Watching the ruling class tear each other to shreds over L'Affaire Bergdahl in paroxysms of rage brings forth a delicious sort of schadenfreude. After all, Obama made the fateful choice to escalate, to 'surge,' in Afghanistan shortly after his inauguration, at the urging of NeoCons and NeoLibs in his vaunted 'team of rivals.' Bergdahl was captured in late June of 2009 . . . after Obama's inauguration. So it is fitting that the chief architect of the Afghan escalation now face the music when its chickens come home to roost.

However enjoyable the spectacle of seeing Obama and his war mongering cadre brought to account, the Bergdahl matter brings forth a more pressing question. When one finds oneself trapped in and supporting a war crime like the U.S. invasion and occupation of Afghanistan, what is one's duty? Does one try to work within the system to ameliorate the effects of that crime? Or does one borrow a page from Ernest Hemingway's stoic hero Frederic Henry and resolve to quit the affair entirely or even to go over to the other side? What is our duty to resist imperialism when we ourselves are trapped inside an imperialist venture?

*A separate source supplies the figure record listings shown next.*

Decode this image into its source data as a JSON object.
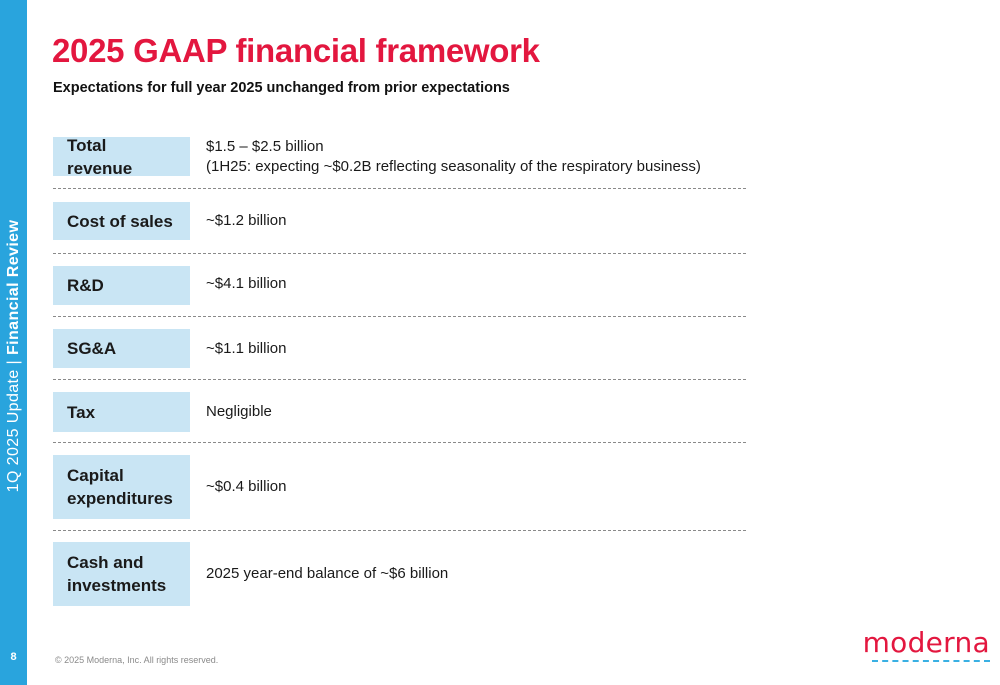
{
  "sidebar": {
    "section_thin": "1Q 2025 Update |",
    "section_bold": "Financial Review",
    "page_number": "8"
  },
  "header": {
    "title": "2025 GAAP financial framework",
    "subtitle": "Expectations for full year 2025 unchanged from prior expectations"
  },
  "rows": [
    {
      "label": "Total revenue",
      "value_line1": "$1.5 – $2.5 billion",
      "value_line2": "(1H25: expecting ~$0.2B reflecting seasonality of the respiratory business)"
    },
    {
      "label": "Cost of sales",
      "value": "~$1.2 billion"
    },
    {
      "label": "R&D",
      "value": "~$4.1 billion"
    },
    {
      "label": "SG&A",
      "value": "~$1.1 billion"
    },
    {
      "label": "Tax",
      "value": "Negligible"
    },
    {
      "label_line1": "Capital",
      "label_line2": "expenditures",
      "value": "~$0.4 billion"
    },
    {
      "label_line1": "Cash and",
      "label_line2": "investments",
      "value": "2025 year-end balance of ~$6 billion"
    }
  ],
  "footer": {
    "copyright": "© 2025 Moderna, Inc. All rights reserved.",
    "logo_text": "moderna"
  },
  "colors": {
    "sidebar": "#29a4dd",
    "title": "#e3173f",
    "label_fill": "#c9e5f4"
  }
}
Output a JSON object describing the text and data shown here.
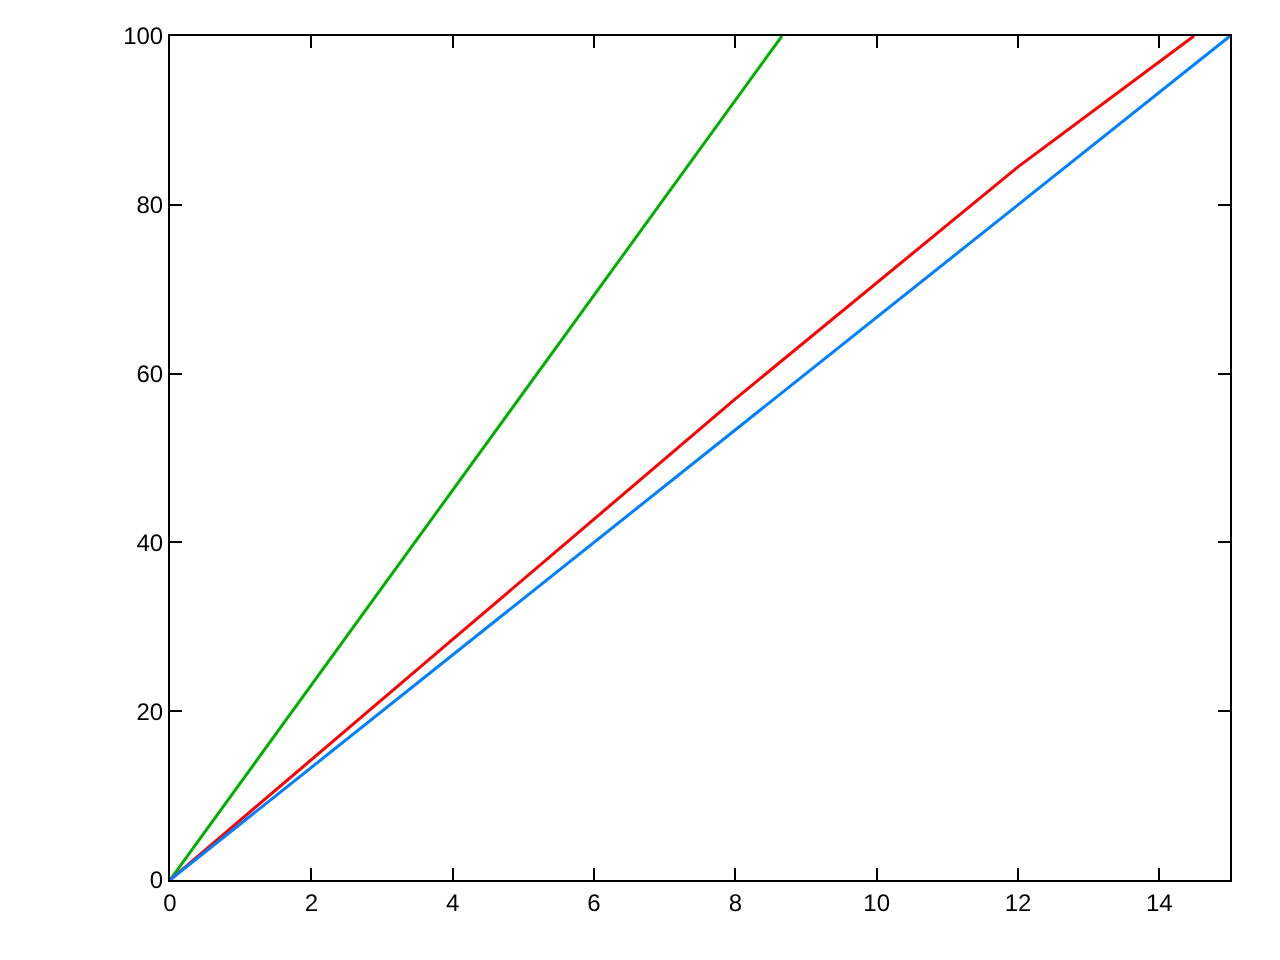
{
  "chart_data": {
    "type": "line",
    "xlim": [
      0,
      15
    ],
    "ylim": [
      0,
      100
    ],
    "xticks": [
      0,
      2,
      4,
      6,
      8,
      10,
      12,
      14
    ],
    "yticks": [
      0,
      20,
      40,
      60,
      80,
      100
    ],
    "marker": "none",
    "line_style": "solid",
    "series": [
      {
        "color": "#00b000",
        "x": [
          0,
          8.66
        ],
        "values": [
          0,
          100
        ]
      },
      {
        "color": "#ff0000",
        "x": [
          0,
          4,
          8,
          12,
          14.49
        ],
        "values": [
          0,
          28.5,
          57,
          84.5,
          100
        ]
      },
      {
        "color": "#0080ff",
        "x": [
          0,
          15
        ],
        "values": [
          0,
          100
        ]
      }
    ]
  }
}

I do not have an answer to that question but it is one that must be asked even if no answers readily come to hand. Perhaps each of us must strive to make 'a separate peace'.

Sunday, June 1, 2014

Trading with the Enemy: A Chance for Peace?

The news today is full of stories about a prisoner exchange between the U.S. and Afghan resistance. In return for the U.S. freeing 5 Afghan resistance fighters held at Guantanamo Bay, Cuba, the Afghan resistance (aka "Taliban") agreed to release one U.S. captive, Bowe Bergdahl, held since his capture in 2009.

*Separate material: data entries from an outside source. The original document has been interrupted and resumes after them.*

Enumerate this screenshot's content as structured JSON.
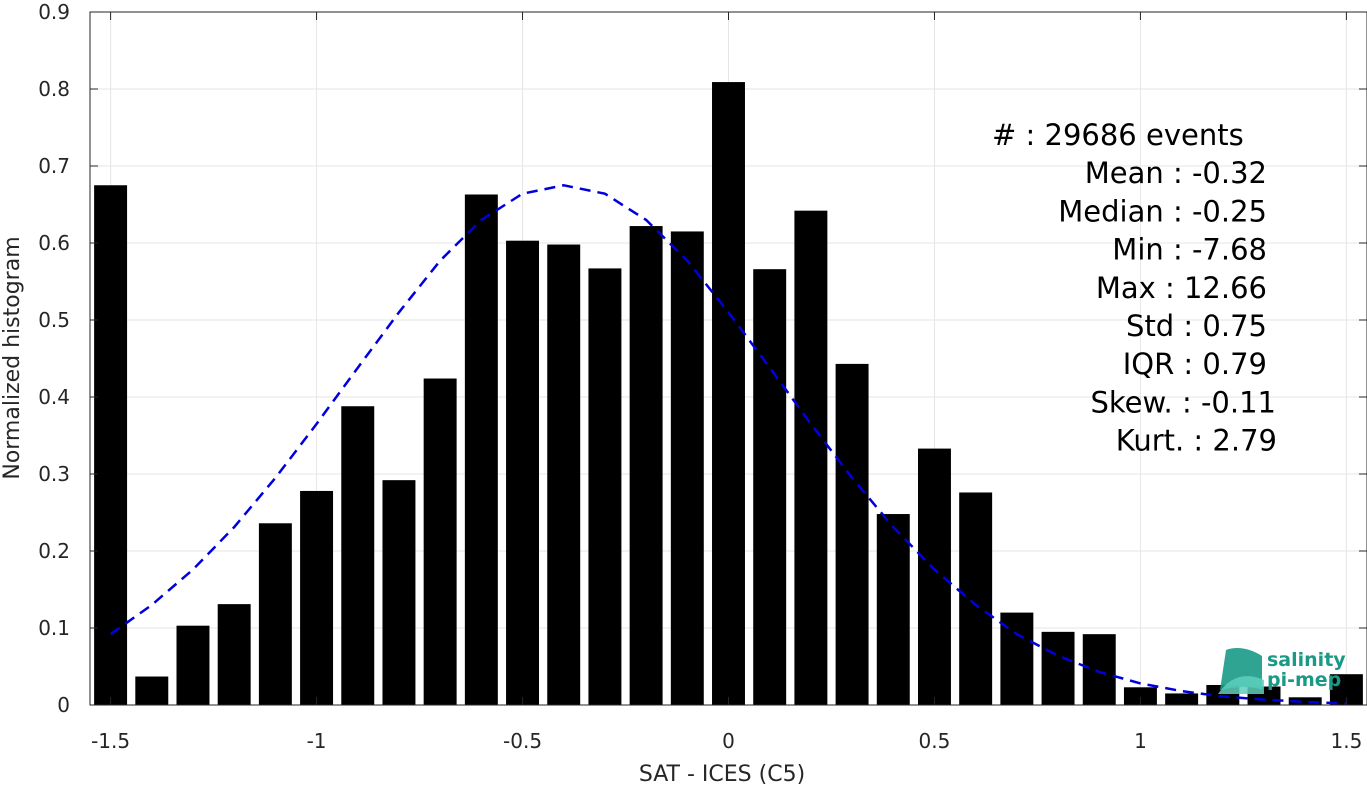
{
  "chart_data": {
    "type": "bar",
    "xlabel": "SAT - ICES (C5)",
    "ylabel": "Normalized histogram",
    "xlim": [
      -1.55,
      1.55
    ],
    "ylim": [
      0,
      0.9
    ],
    "grid": true,
    "x_ticks": [
      -1.5,
      -1,
      -0.5,
      0,
      0.5,
      1,
      1.5
    ],
    "x_tick_labels": [
      "-1.5",
      "-1",
      "-0.5",
      "0",
      "0.5",
      "1",
      "1.5"
    ],
    "y_ticks": [
      0,
      0.1,
      0.2,
      0.3,
      0.4,
      0.5,
      0.6,
      0.7,
      0.8,
      0.9
    ],
    "y_tick_labels": [
      "0",
      "0.1",
      "0.2",
      "0.3",
      "0.4",
      "0.5",
      "0.6",
      "0.7",
      "0.8",
      "0.9"
    ],
    "bars": {
      "x": [
        -1.5,
        -1.4,
        -1.3,
        -1.2,
        -1.1,
        -1.0,
        -0.9,
        -0.8,
        -0.7,
        -0.6,
        -0.5,
        -0.4,
        -0.3,
        -0.2,
        -0.1,
        0.0,
        0.1,
        0.2,
        0.3,
        0.4,
        0.5,
        0.6,
        0.7,
        0.8,
        0.9,
        1.0,
        1.1,
        1.2,
        1.3,
        1.4,
        1.5
      ],
      "values": [
        0.675,
        0.037,
        0.103,
        0.131,
        0.236,
        0.278,
        0.388,
        0.292,
        0.424,
        0.663,
        0.603,
        0.598,
        0.567,
        0.622,
        0.615,
        0.809,
        0.566,
        0.642,
        0.443,
        0.248,
        0.333,
        0.276,
        0.12,
        0.095,
        0.092,
        0.023,
        0.015,
        0.026,
        0.024,
        0.01,
        0.04
      ],
      "width": 0.08,
      "color": "#000000"
    },
    "fit_curve": {
      "style": "dashed",
      "color": "#0000dd",
      "x": [
        -1.5,
        -1.4,
        -1.3,
        -1.2,
        -1.1,
        -1.0,
        -0.9,
        -0.8,
        -0.7,
        -0.6,
        -0.5,
        -0.4,
        -0.3,
        -0.2,
        -0.1,
        0.0,
        0.1,
        0.2,
        0.3,
        0.4,
        0.5,
        0.6,
        0.7,
        0.8,
        0.9,
        1.0,
        1.1,
        1.2,
        1.3,
        1.4,
        1.5
      ],
      "y": [
        0.092,
        0.13,
        0.176,
        0.231,
        0.295,
        0.365,
        0.438,
        0.51,
        0.577,
        0.63,
        0.664,
        0.675,
        0.664,
        0.63,
        0.577,
        0.51,
        0.438,
        0.365,
        0.295,
        0.231,
        0.176,
        0.13,
        0.092,
        0.064,
        0.043,
        0.028,
        0.018,
        0.011,
        0.007,
        0.004,
        0.002
      ]
    },
    "annotations": [
      "#  : 29686 events",
      "Mean : -0.32",
      "Median : -0.25",
      "Min : -7.68",
      "Max : 12.66",
      "Std : 0.75",
      "IQR : 0.79",
      "Skew. : -0.11",
      "Kurt. : 2.79"
    ]
  },
  "logo": {
    "line1": "salinity",
    "line2": "pi-mep",
    "color_dark": "#1a9a86",
    "color_light": "#5ed0bd"
  }
}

Reuters' Condensed Timeline of Events

The prisoner swap -- akin to those we hear about frequently between Israelis and Palestinians -- was mediated by the Gulf state of Qatar (home to the Al Jazeera network). Terms of the deal are that the 5 Afghan resistance fighters must stay in Qatar for a year, with Qatar making suitable assurances to that effect to the U.S. government.

The news today is also full of the predictable expressions of outrage from Republicans at this exchange. Republicans forget that one of their saints, Ronald Reagan, negotiated with Iranians to provide them with arms in return for their assistance in convincing Hezbollah in Lebanon to free American captives (the so-called 'Arms for Hostages' component of Iran-Contra). Republicans' outrage is buttressed by a law that was passed and signed into law last year requiring the Executive to give Congress 30 days' advance notice of any prisoner exchanges involving Gitmo detainees. Schadenfreude is a wonderful feeling, as President Obama signed the law with an accompanying 'Signing Statement' that he would not obey the 30 days' notice requirement necessarily, as doing so would impose a violation on his powers as Commander in Chief. When Dems protested Bush's use of 'signing statements' back in 2001-08, Republicans pooh-poohed the outrage. Now the shoe's on the other foot and it makes me happy to see the Republicans hoist with their own petard.

However, and this is a big however, we were constantly told that the Taliban were 'terrorists' and that, furthermore, the U.S. government never negotiated with 'terrorists.' Thus, we could never 'win' our war on terrorism, short of killing every terrorist on the planet. Even if one accepts that nomenclature, one must surely recognize that we negotiated with our enemies on this prisoner swap. So either the Taliban were not terrorists OR we do negotiate with terrorists when it suits us. The point is that the whole charade is revealed as the empty rhetorical gesture it always was, is and will be.

Absent the total annihilation of one's enemies, the only way to end an armed conflict is through negotiated terms. We have shown that we can negotiate with the Afghan resistance to bring about mutually beneficial prisoner swaps; now we should try to negotiate for a lasting armistice.